Re: [RFC PATCH 0/5] KVM: guest_memfd: support for uffd missing

James Houghton <jthoughton@xxxxxxxxxx> · Wed, 5 Mar 2025 11:35:27 -0800

On Mon, Mar 3, 2025 at 1:29 PM Peter Xu <peterx@xxxxxxxxxx> wrote:
>
> On Mon, Mar 03, 2025 at 01:30:06PM +0000, Nikita Kalyazin wrote:
> > This series is built on top of the v3 write syscall support [1].
> >
> > With James's KVM userfault [2], it is possible to handle stage-2 faults
> > in guest_memfd in userspace.  However, KVM itself also triggers faults
> > in guest_memfd in some cases, for example: PV interfaces like kvmclock,
> > PV EOI and page table walking code when fetching the MMIO instruction on
> > x86.  It was agreed in the guest_memfd upstream call on 23 Jan 2025 [3]
> > that KVM would be accessing those pages via userspace page tables.  In
> > order for such faults to be handled in userspace, guest_memfd needs to
> > support userfaultfd.
> >
> > This series proposes a limited support for userfaultfd in guest_memfd:
> >  - userfaultfd support is conditional to `CONFIG_KVM_GMEM_SHARED_MEM`
> >    (as is fault support in general)
> >  - Only `page missing` event is currently supported
> >  - Userspace is supposed to respond to the event with the `write`
> >    syscall followed by `UFFDIO_CONTINUE` ioctl to unblock the faulting
> >    process.   Note that we can't use `UFFDIO_COPY` here because
> >    userfaulfd code does not know how to prepare guest_memfd pages, eg
> >    remove them from direct map [4].
> >
> > Not included in this series:
> >  - Proper interface for userfaultfd to recognise guest_memfd mappings
> >  - Proper handling of truncation cases after locking the page
> >
> > Request for comments:
> >  - Is it a sensible workflow for guest_memfd to resolve a userfault
> >    `page missing` event with `write` syscall + `UFFDIO_CONTINUE`?  One
> >    of the alternatives is teaching `UFFDIO_COPY` how to deal with
> >    guest_memfd pages.
>
> Probably not..  I don't see what protects a thread fault concurrently
> during write() happening, seeing partial data.  Since you check the page
> cache it'll let it pass, but the partial page will be faulted in there.

+1 here.

I think the simplest way to make it work would be to also check
folio_test_uptodate() in the userfaultfd_missing() check[1]. It would
pair with kvm_gmem_mark_prepared() in the write() path[2].

I'm not sure if that's the "right" way, I think it would prevent
threads from reading data as it is written.

[1]: https://lore.kernel.org/kvm/20250303133011.44095-3-kalyazin@xxxxxxxxxx/
[2]: https://lore.kernel.org/kvm/20250303130838.28812-2-kalyazin@xxxxxxxxxx/

> I think we may need to either go with full MISSING or full MINOR traps.

I agree, and just to clarify: you've basically implemented the MISSING
model, just using write() to resolve userfaults instead of
UFFDIO_COPY. The UFFDIO_CONTINUE implementation you have isn't really
doing much; when the page cache has a page, the fault handler will
populate the PTE for you.

I think it's probably simpler to implement the MINOR model, where
userspace can populate the page cache however it wants; write() is
perfectly fine/natural.
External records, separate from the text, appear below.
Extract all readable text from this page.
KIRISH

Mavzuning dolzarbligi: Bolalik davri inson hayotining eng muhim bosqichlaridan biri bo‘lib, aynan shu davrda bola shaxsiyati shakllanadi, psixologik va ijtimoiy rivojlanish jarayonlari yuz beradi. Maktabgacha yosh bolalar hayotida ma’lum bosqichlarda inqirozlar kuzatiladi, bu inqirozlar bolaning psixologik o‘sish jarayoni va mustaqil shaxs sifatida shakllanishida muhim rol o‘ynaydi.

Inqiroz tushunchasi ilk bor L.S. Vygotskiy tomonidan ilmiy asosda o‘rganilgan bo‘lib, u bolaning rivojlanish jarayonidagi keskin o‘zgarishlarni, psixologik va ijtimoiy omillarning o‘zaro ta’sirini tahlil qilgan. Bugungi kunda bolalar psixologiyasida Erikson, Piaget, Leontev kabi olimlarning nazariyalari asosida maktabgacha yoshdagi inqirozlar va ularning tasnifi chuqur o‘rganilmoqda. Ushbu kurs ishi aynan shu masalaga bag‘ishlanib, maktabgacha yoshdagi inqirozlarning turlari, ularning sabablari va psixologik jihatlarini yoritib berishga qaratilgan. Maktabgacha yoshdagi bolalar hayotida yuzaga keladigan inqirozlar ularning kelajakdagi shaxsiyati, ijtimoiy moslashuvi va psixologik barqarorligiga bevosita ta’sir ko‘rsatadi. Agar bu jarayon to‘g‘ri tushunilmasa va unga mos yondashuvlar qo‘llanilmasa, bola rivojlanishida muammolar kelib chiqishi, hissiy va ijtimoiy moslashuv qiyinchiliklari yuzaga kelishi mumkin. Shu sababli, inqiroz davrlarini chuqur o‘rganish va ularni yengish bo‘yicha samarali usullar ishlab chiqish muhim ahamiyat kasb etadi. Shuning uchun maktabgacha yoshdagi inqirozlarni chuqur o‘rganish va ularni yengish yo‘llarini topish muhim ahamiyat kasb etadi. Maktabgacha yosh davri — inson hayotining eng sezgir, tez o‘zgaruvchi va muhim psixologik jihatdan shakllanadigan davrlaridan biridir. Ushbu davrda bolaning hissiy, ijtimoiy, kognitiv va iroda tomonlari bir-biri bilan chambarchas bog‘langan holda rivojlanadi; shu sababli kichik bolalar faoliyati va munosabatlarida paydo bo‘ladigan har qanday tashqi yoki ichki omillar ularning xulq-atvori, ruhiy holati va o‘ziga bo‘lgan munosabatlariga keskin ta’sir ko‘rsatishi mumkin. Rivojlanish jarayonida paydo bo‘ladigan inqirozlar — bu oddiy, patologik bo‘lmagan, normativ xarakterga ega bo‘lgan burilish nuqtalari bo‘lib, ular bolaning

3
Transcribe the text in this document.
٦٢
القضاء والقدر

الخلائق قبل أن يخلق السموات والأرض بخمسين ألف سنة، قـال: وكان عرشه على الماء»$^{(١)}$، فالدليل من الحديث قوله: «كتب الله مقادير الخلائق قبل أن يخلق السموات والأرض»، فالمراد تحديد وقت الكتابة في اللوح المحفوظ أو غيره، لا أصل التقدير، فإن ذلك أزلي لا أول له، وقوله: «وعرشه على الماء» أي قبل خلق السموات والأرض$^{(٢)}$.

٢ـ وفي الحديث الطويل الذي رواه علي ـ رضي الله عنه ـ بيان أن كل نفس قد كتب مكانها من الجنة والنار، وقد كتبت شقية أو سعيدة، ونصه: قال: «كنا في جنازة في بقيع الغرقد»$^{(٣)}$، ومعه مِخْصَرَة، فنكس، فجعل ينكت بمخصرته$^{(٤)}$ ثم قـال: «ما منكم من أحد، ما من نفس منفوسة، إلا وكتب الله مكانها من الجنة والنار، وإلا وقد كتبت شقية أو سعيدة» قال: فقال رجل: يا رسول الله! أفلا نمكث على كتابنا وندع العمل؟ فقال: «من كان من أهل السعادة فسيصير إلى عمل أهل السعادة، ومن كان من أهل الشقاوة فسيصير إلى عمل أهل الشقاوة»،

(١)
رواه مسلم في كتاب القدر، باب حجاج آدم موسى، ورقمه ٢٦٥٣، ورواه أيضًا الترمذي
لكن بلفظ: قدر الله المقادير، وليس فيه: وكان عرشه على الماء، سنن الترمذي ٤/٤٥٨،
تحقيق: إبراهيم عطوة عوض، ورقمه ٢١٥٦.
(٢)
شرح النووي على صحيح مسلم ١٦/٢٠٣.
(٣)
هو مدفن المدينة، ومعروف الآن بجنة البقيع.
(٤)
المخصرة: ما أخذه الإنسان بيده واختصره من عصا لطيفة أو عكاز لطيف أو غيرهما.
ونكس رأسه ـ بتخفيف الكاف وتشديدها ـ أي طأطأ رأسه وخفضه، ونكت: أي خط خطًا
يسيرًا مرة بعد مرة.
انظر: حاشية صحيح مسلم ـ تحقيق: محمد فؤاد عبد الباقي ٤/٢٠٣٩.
UFFDIO_CONTINUE just needs to populate PTEs
for gmem, and the fault handler needs to check for the presence of
PTEs. The `struct vm_fault` you have should contain enough info.

> One thing to mention is we probably need MINOR sooner or later to support
> gmem huge pages.  The thing is for huge folios in gmem we can't rely on
> missing in page cache, as we always need to allocate in hugetlb sizes.
>
> >  - What is a way forward to make userfaultfd code aware of guest_memfd?
> >    I saw that Patrick hit a somewhat similar problem in [5] when trying
> >    to use direct map manipulation functions in KVM and was pointed by
> >    David at Elliot's guestmem library [6] that might include a shim for that.
> >    Would the library be the right place to expose required interfaces like
> >    `vma_is_gmem`?
>
> Not sure what's the best to do, but IIUC the current way this series uses
> may not work as long as one tries to reference a kvm symbol from core mm..
>
> One trick I used so far is leveraging vm_ops and provide hook function to
> report specialties when it's gmem.  In general, I did not yet dare to
> overload vm_area_struct, but I'm thinking maybe vm_ops is more possible to
> be accepted.  E.g. something like this:
>
> diff --git a/include/linux/mm.h b/include/linux/mm.h
> index 5e742738240c..b068bb79fdbc 100644
> --- a/include/linux/mm.h
> +++ b/include/linux/mm.h
> @@ -653,8 +653,26 @@ struct vm_operations_struct {
>          */
>         struct page *(*find_special_page)(struct vm_area_struct *vma,
>                                           unsigned long addr);
> +       /*
> +        * When set, return the allowed orders bitmask in faults of mmap()
> +        * ranges (e.g. for follow up huge_fault() processing).  Drivers
> +        * can use this to bypass THP setups for specific types of VMAs.
> +        */
> +       unsigned long (*get_supported_orders)(struct vm_area_struct *vma);
>  };
>
> +static inline bool vma_has_supported_orders(struct vm_area_struct *vma)
> +{
> +       return vma->vm_ops && vma->vm_ops->get_supported_orders;
> +}
> +
> +static inline unsigned long vma_get_supported_orders(struct vm_area_struct *vma)
> +{
> +       if (!vma_has_supported_orders(vma))
> +               return 0;
> +       return vma->vm_ops->get_supported_orders(vma);
> +}
> +
>
> In my case I used that to allow gmem report huge page supports on faults.
>
> Said that, above only existed in my own tree so far, so I also don't know
> whether something like that could be accepted (even if it'll work for you).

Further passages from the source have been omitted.